Janesh Moorjani: Yes, Tyler, I’ll cover all of those. So first off, I think about the other subscription of the self-managed business, and the strength that we saw there in the quarter. Maybe just to start with, I’ll just remind folks that whether a customer chooses cloud or self-manage really depends on their own posture and deployment format. We’ve seen good momentum on both. And while we prefer cloud, and we think it’s better for the customer and better for us, it is ultimately the customer’s choice. So the mix of business is generally partly a function of deal flow in the quarter. And importantly, we did not see any kind of shift from customers trying to move from cloud to self-managed. I think it’s just more a function of the deals that we saw across the geos and segments and timing of renewals and so forth.

We had also shared on the prior call already that we actually expected to see an increase in self-managed revenue this quarter. So it was not a surprise to us. In fact, in Q3 in the year ago period, we saw a similar pattern where that self-managed business was a little bit strong. And so if I look at it even in terms of year-over-year growth, I think self-managed grew 13% year-over-year, compared to 11% in the prior couple of quarters. So it really wasn’t a big deviation. And so as I think about then how that’s factored into our guidance for Q4. One way to think about it is the guidance for Q4 sequentially is only $1 million higher than what we reported here for Q3. So there’s just not a lot of moving parts in there, so I don’t expect much movement.

We obviously don’t guide to the individual pieces around cloud and self-managed, but that’s roughly how I think about it. And just keep in mind that in Q4, we’ve got two fewer days because we have 90 days versus 92 days that we typically have in Q1 to Q3. And so that presents a little bit of a headwind of, call it, roughly $6 million to $7 million of revenue in Q4. And that’s also what we’ve already factored into the guide. And that’s just something to keep in mind as you think about sequential growth rates.

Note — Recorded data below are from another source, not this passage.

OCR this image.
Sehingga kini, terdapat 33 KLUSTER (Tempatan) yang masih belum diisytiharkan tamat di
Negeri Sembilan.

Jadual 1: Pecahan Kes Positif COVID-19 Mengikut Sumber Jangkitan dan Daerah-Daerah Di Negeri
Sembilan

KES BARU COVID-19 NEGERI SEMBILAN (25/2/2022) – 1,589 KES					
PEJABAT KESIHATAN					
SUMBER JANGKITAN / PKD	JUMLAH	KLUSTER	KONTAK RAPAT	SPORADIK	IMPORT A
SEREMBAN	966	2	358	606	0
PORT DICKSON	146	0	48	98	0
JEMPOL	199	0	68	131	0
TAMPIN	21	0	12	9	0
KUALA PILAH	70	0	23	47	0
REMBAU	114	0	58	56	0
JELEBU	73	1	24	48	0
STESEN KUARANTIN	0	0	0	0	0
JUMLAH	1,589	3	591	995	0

And then finally, in terms of thinking about growth for fiscal ’25. Look, I think it’s just too early at this stage, right. We’ve seen really strong performance from the business in ’24 so far. We’ve been very pleased with our execution.

We’re still in the middle of the planning process for ’25. So it’s too early to have a concrete view on the revenue outlook. For now, we’re just focused on delivering a strong Q4, and we will talk more about ’25 on the next call.

Tyler Radke: Thank you. And to follow-up for Ash, the customer example displacing the vector database, which I am — for the customer in reference that drawn a blank on the name, but the coding repository company. Can you just talk about maybe the decision on why — that — I mean, vectors are pretty early in terms of the nascent industry. How common are these displacements? And what were the main factors that drove them to evaluate an alternative and choose Elastic?

Ash Kulkarni: Yes. Thanks, Tyler. So as customers are getting more educated about everything that goes into building Generative AI applications, we are seeing that our core differentiators, things that we’ve talked about in the past are really beginning to not only shine but become very obvious to customers. And as I talk to customers, you think about the customer examples I gave last quarter, whether it was DocuSign, or in the past, Cisco and so on, this time, Stack Overflow, Consensus. What’s standing out to these customers is, I’d say, roughly four things. First is our vector database implementation that’s built on top of the SIEM. It’s just an incredibly good implementation. Like customers really see us perform well, especially in terms of scalability.

And I’ve talked about the kinds of new innovations that we’ve driven in that area around scaler quantization that’s making the system perform even better scale even better, be less intensive in terms of memory requirements. So just the vector performance is one thing, the first thing. The second thing, which is very powerful, is all the capabilities — the enterprise capabilities that we’ve delivered into the product, things like the ability to do document level permissions, the security capabilities that we have the ability to use other facets of search like personalization and geolocation and so on, which really become important when you’re building these enterprise applications. The third thing, which is now becoming very popular is hybrid search.